Hiring a composer is impractical for most productions. Hiring a professional composer to create a unique, original score is an ideal option if you have the luxury of time and a sufficient budget, however in today’s fast-moving world most productions turn around quickly and need instant access to a wide selection of music. Pulling prerecorded tracks from a Production Music library is simply a more convenient and practical option than hiring a composer in most situations.

Production Music Libraries (PMLs) provide a simple, convenient and affordable source for music for any production. Production Music is designed to be “pre-cleared” (PMLs control both master and publishing rights) so that licensing is fast and convenient. Most PMLs maintain standardized “rate cards” so that “needledrop” (per use) rates are transparent and affordable, requiring little or no negotiation or haggling. In addition, “blanket licenses” are often available allowing users access to as much music as they need on an annual subscription basis. Finally, Production Music tracks are generally created with certain applications in mind (e.g., promos, commercials, trailers, underscore, etc.) and are categorized using metadata in such a way that makes it easy to find exactly the right mood and track for your production. Most PMLs, in fact, maintain state-of-the-art websites that allow for fast, convenient music searches, auditions and downloads.

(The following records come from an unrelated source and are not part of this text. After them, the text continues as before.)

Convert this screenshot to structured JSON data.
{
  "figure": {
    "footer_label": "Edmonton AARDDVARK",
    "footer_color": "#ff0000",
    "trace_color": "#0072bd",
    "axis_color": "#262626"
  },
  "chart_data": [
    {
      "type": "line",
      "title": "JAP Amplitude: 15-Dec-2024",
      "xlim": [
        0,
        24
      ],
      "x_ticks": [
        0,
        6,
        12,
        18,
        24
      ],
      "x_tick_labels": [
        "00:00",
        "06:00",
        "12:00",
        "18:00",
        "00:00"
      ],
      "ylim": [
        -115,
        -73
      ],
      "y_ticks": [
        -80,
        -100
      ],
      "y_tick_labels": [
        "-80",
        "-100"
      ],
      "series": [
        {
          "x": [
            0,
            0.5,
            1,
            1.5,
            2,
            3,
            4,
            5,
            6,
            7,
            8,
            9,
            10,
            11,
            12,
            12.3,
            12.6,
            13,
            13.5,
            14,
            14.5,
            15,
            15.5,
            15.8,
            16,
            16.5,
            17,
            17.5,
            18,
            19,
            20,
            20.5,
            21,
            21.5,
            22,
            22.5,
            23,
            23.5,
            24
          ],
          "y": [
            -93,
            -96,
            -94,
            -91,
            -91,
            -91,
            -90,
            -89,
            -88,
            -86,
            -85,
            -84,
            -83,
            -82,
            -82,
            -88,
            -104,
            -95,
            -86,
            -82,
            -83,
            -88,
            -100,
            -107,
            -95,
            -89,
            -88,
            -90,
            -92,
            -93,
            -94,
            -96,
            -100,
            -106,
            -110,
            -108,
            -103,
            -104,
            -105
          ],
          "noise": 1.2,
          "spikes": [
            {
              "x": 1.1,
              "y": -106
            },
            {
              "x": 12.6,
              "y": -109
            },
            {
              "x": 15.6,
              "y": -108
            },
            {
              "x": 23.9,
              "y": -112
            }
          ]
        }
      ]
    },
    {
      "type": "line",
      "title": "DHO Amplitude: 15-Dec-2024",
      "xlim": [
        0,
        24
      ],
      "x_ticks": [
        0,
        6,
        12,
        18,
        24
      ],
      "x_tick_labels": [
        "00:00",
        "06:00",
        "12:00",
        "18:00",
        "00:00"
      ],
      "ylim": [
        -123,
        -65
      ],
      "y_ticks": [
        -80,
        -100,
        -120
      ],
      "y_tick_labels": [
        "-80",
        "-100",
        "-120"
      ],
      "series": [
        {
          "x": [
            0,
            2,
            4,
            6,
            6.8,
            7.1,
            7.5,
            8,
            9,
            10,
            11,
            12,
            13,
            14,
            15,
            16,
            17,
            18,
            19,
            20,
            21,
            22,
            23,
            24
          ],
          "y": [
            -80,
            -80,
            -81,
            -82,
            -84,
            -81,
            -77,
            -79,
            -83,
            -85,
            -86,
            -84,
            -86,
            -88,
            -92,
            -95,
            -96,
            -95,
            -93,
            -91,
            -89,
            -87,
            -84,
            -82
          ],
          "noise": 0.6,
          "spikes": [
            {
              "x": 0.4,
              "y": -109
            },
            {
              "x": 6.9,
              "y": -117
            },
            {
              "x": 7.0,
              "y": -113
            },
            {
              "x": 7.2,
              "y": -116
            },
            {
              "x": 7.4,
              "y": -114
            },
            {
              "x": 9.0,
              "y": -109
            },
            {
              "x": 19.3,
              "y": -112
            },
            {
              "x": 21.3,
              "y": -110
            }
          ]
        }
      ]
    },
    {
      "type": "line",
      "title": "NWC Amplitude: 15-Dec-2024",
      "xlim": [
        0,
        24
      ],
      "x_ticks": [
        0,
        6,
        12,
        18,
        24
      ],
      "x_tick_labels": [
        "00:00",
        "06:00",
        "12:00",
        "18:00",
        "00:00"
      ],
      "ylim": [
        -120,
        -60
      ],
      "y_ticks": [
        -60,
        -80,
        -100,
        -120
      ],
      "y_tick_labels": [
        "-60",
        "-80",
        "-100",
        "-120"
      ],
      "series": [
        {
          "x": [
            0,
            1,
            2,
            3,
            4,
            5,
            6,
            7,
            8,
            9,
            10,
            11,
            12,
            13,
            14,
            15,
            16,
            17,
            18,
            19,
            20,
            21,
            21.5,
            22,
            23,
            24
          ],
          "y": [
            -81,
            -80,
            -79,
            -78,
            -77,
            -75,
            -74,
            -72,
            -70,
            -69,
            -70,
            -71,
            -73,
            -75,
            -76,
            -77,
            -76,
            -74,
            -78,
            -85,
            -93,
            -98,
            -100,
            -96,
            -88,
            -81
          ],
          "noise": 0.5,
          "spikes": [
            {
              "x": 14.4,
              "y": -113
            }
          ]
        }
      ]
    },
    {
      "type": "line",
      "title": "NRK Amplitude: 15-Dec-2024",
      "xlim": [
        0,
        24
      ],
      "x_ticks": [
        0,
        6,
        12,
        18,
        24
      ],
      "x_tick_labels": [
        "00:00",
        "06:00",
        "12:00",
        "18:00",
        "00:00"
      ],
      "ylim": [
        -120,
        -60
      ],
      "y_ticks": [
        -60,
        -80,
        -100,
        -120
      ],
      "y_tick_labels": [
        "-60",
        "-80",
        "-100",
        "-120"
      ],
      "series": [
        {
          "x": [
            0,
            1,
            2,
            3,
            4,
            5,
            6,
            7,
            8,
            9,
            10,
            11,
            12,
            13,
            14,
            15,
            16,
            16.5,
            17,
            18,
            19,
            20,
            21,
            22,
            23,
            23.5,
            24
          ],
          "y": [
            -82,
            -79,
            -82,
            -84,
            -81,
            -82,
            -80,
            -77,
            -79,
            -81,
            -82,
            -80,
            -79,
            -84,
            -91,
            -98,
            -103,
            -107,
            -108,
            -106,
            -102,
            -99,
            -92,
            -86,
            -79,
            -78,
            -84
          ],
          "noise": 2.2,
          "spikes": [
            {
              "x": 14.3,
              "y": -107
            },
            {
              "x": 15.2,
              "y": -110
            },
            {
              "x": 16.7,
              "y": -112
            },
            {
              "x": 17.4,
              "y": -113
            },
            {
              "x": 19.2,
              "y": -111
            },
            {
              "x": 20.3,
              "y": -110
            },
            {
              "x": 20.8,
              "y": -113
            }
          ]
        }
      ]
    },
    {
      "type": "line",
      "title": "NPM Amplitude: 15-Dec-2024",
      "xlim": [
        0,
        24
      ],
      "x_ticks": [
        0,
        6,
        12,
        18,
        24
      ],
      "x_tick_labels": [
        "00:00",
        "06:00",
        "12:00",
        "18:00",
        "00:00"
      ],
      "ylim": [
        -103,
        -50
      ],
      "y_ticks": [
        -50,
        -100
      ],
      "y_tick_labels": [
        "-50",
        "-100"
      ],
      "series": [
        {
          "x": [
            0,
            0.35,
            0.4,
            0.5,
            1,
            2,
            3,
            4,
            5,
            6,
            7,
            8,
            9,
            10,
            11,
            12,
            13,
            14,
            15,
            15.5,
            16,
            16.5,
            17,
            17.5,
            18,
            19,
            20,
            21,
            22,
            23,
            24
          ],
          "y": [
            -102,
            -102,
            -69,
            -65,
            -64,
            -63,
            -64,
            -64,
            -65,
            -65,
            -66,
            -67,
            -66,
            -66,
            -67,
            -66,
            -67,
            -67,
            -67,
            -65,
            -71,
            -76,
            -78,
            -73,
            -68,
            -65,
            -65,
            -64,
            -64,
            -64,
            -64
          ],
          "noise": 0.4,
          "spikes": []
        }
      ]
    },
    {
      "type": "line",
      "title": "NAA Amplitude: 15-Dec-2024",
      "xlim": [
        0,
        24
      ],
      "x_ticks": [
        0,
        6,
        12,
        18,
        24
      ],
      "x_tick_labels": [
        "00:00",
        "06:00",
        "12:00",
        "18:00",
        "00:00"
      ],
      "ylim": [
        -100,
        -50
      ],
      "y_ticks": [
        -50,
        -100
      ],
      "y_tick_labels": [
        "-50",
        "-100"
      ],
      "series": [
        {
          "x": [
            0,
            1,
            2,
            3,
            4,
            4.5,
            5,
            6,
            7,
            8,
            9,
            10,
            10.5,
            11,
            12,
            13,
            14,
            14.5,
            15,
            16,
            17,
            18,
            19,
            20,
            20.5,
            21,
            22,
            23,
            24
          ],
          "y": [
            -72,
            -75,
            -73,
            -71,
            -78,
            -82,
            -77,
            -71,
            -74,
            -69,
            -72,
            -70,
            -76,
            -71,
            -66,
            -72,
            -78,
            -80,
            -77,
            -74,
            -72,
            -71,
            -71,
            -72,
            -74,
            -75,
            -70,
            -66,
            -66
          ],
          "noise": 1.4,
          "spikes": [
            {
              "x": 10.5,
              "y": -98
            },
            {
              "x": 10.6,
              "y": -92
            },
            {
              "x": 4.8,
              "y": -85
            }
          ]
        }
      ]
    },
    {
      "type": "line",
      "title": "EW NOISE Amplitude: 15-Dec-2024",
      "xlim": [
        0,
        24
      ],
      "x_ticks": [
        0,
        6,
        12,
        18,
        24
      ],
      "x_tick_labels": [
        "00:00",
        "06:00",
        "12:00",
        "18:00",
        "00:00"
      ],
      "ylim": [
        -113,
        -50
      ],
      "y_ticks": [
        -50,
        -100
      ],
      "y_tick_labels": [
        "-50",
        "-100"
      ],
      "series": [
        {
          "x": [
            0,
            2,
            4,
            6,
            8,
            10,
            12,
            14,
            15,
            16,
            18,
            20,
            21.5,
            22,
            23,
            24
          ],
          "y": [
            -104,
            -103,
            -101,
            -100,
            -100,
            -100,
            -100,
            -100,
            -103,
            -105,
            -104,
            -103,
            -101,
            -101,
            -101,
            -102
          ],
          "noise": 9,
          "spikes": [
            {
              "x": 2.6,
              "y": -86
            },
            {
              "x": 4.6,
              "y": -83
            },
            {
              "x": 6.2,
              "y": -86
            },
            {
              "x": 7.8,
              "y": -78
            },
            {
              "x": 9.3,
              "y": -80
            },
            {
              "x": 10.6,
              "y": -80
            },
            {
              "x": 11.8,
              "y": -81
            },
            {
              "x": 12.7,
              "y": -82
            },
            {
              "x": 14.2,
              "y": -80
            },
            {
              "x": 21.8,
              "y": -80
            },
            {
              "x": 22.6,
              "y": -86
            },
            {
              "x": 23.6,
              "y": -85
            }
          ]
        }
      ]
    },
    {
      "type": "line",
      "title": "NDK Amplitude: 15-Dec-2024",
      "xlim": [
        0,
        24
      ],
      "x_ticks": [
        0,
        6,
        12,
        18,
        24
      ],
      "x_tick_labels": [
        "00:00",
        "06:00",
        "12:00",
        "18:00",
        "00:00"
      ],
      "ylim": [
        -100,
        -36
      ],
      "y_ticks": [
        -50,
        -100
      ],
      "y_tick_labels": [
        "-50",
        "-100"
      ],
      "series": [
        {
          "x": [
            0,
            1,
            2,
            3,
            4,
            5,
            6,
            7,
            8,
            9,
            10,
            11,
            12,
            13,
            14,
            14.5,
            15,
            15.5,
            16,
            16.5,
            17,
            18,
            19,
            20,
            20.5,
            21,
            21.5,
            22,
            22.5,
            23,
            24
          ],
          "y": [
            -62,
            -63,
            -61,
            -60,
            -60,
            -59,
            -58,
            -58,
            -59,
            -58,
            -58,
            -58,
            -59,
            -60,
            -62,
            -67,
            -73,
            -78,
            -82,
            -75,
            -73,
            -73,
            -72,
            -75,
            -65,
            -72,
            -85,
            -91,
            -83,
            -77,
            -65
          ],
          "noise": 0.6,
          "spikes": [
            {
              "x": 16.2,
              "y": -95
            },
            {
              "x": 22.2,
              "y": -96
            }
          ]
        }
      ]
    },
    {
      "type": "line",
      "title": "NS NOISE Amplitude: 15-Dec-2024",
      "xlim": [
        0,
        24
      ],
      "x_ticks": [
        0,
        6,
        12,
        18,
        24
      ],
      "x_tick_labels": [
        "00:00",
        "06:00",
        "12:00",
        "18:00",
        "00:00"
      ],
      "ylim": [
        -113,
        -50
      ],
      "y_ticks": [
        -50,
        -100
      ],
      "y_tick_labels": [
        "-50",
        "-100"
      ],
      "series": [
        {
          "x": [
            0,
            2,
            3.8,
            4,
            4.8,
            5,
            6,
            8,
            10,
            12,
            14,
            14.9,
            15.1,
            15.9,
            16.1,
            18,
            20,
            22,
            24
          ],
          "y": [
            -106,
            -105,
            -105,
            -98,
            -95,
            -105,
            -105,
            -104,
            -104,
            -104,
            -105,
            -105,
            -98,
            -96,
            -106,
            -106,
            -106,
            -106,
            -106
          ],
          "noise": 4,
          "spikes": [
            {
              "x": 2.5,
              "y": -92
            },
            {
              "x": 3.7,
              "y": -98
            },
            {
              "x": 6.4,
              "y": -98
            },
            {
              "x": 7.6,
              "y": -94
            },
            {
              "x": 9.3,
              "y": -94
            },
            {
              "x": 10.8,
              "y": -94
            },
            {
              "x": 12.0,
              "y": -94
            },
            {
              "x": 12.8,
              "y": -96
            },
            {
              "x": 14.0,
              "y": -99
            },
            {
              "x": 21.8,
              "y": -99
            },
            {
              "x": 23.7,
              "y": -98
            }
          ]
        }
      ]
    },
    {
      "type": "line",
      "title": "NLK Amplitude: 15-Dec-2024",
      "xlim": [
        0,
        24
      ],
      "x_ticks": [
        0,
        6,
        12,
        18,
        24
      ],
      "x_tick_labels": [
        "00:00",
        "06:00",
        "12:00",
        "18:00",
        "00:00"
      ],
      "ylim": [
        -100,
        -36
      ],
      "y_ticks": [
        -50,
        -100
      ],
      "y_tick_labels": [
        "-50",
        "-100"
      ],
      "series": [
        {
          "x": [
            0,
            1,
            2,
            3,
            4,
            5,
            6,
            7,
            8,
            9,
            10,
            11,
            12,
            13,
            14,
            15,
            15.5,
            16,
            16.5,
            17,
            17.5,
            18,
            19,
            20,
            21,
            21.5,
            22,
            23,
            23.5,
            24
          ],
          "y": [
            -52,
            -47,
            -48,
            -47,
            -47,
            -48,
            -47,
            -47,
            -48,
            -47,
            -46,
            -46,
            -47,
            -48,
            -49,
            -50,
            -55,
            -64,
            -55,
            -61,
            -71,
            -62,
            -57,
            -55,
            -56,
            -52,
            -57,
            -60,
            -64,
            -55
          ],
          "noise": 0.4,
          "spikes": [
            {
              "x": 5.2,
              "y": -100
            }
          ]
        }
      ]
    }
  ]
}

In sum, Production Music plays an indispensible role in today’s production world by offering a fast, convenient and affordable way to instantly access a virtually limitless selection of music in every possible style and genre. Without question, the vast majority of music used in today’s professional productions- from TV programs and advertisements to corporate videos and webcasts- consists of production music, and demand for this type of music should only continue to grow as new platforms and channels emerge over the years ahead.